Тут же за моим столом оказалась женщина - неплохая, хотя и несколько беззубая.
– Дарья Лепесткова, -
Я тоже представился.
– Ты кто?
– А инженер. А ты?
– Зверовщица, - просто сказала она и, заметив, что я слегка вздрогнул, торопливо добавила: - Да тут всякие есть! Форельщицы... змеевщицы!
– Кто?..
– Змеевщицы. Тут раньше знатный змеесовхоз был - "Заветы Ильича". Поразбежались ныне.
– Кто поразбежался?
– И те, и те, - просто ответила она.
Я задумался... ну что ж... В раю и должны быть змеи?
– Рыбачить приехали? Пр-равильно! Тут такие черви!
– сказала она, изобразив их пальцами рук... довольно художественно.
Опять я вздрогнул... Ну что ж. Привыкай!
– Вот это по-нашему, по-водолазному!
– неслось от стола с какими-то гигантами (видимо, водолазами?), сидевшими с водкой.
Тут Лепесткова просто и безыскусно пригласила меня к себе, на дальнюю звероферму, при этом честно предупредив, что автобус туда (а значит, обратно?) ходит лишь по вторникам. То есть сегодня. Я стал обдумывать это предложение, но тут между нами возник Никита, красный, всклокоченный, в последнем градусе гордости и обиды.
– Ну, мы плывем или нет?
– произнес он, надменно выставив вперед ногу (босую).
– Погоди... сейчас!
Прервал мои напряженнейшие раздумья!
– Тогда я один.
– Он двинулся к выходу.
– Погоди!
– Я догнал его. Он остановился. Кинул взгляд на Колю-Толю и Толю-Колю, братающихся с водолазами.

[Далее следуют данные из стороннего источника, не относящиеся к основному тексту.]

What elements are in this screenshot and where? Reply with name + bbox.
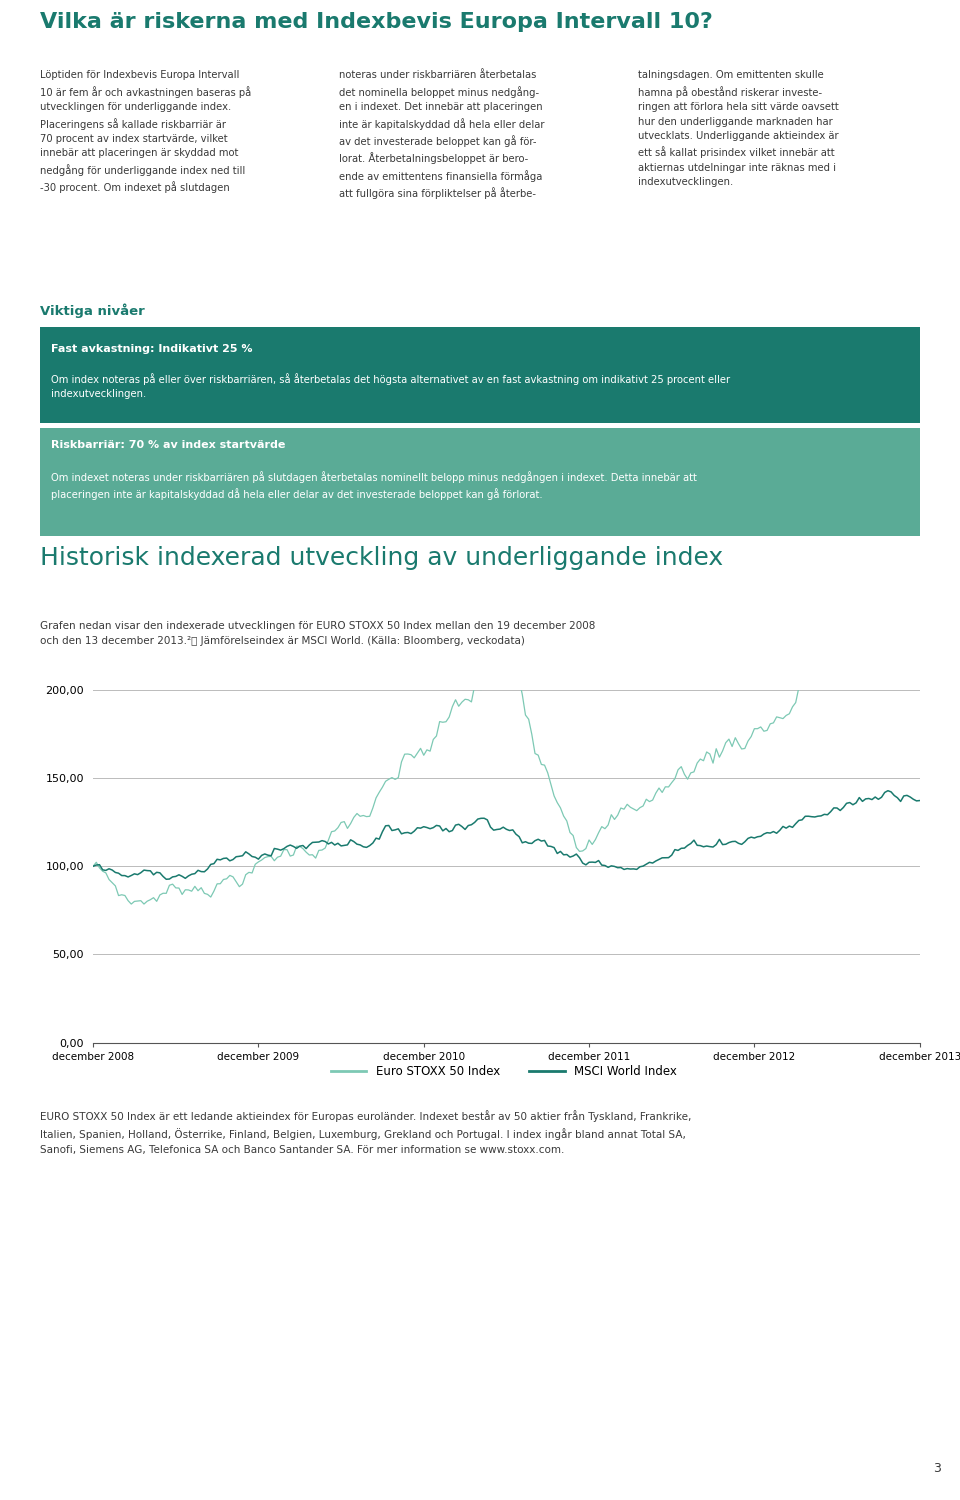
- Text: noteras under riskbarriären återbetalas
det nominella beloppet minus nedgång-
en: noteras under riskbarriären återbetalas …: [339, 70, 544, 200]
- Text: Riskbarriär: 70 % av index startvärde: Riskbarriär: 70 % av index startvärde: [51, 441, 285, 450]
- Text: 3: 3: [933, 1462, 941, 1474]
- Text: Om index noteras på eller över riskbarriären, så återbetalas det högsta alternat: Om index noteras på eller över riskbarri…: [51, 374, 730, 399]
- Text: Historisk indexerad utveckling av underliggande index: Historisk indexerad utveckling av underl…: [40, 546, 724, 570]
- Text: Fast avkastning: Indikativt 25 %: Fast avkastning: Indikativt 25 %: [51, 345, 252, 354]
- Text: Löptiden för Indexbevis Europa Intervall
10 är fem år och avkastningen baseras p: Löptiden för Indexbevis Europa Intervall…: [40, 70, 252, 194]
- Text: Om indexet noteras under riskbarriären på slutdagen återbetalas nominellt belopp: Om indexet noteras under riskbarriären p…: [51, 471, 697, 500]
- Legend: Euro STOXX 50 Index, MSCI World Index: Euro STOXX 50 Index, MSCI World Index: [326, 1060, 682, 1083]
- Text: EURO STOXX 50 Index är ett ledande aktieindex för Europas euroländer. Indexet be: EURO STOXX 50 Index är ett ledande aktie…: [40, 1110, 692, 1155]
- Text: Grafen nedan visar den indexerade utvecklingen för EURO STOXX 50 Index mellan de: Grafen nedan visar den indexerade utveck…: [40, 621, 596, 646]
- Text: talningsdagen. Om emittenten skulle
hamna på obestånd riskerar investe-
ringen a: talningsdagen. Om emittenten skulle hamn…: [638, 70, 839, 188]
- Text: Vilka är riskerna med Indexbevis Europa Intervall 10?: Vilka är riskerna med Indexbevis Europa …: [40, 12, 713, 32]
- Text: Viktiga nivåer: Viktiga nivåer: [40, 303, 145, 318]
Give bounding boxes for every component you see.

– Позови их, - холодно Никита сказал.
– Нет уж!
– вспылил тут и я.
– Это... чисто твои фантомы. Ты их и зови!
Вздернув голову, он пошел. Я тоже и на пороге остановился. Оглянулся. Гвалт, запах прелой одежды, кислого пива, табака!.. Потерянный рай! Я вышел.
У лестницы догнала нас Дарья Лепесткова, заманчиво показав пальцами червей. Мы встали в нерешительности... особенно нерешительно, надо сказать, выглядел Никита.
– Но черви-то нам всяко нужны!
– сказал я. Не хотелось расставаться с этой жизнью. Никите, я чувствовал, тоже...
– Ну давай, - добродушно произнес Никита.
Пройдя по улице далее, по указаниям Лепестковой, мы полезли в овраг. Спускаться было довольно склизко. Навоз. Слежавшаяся, обильно "удобренная" и от того особенно скользкая солома.
Никита весь был во власти страданий, которые сам же и учредил.
– Предатели!
– бормотал он, имея в виду, очевидно, братанов.
– Ну, ты, как всегда, не прав!
– утешал его я. Они ж и союзниками нашими никогда не были... почему же предателями их считать?
– А... тебе все нравится!
– Он махнул короткопалой рукой.
Ну... почти всe. Овраг, во всяком случае, нравился мне: много полезных вещей - прочно скрученные пружины от матраца, рядом - почти целый зипун, впрессованный в землю, местами проросший голубыми цветочками и травой. А черви - вообще отменные. С руку! Тихо парил навоз.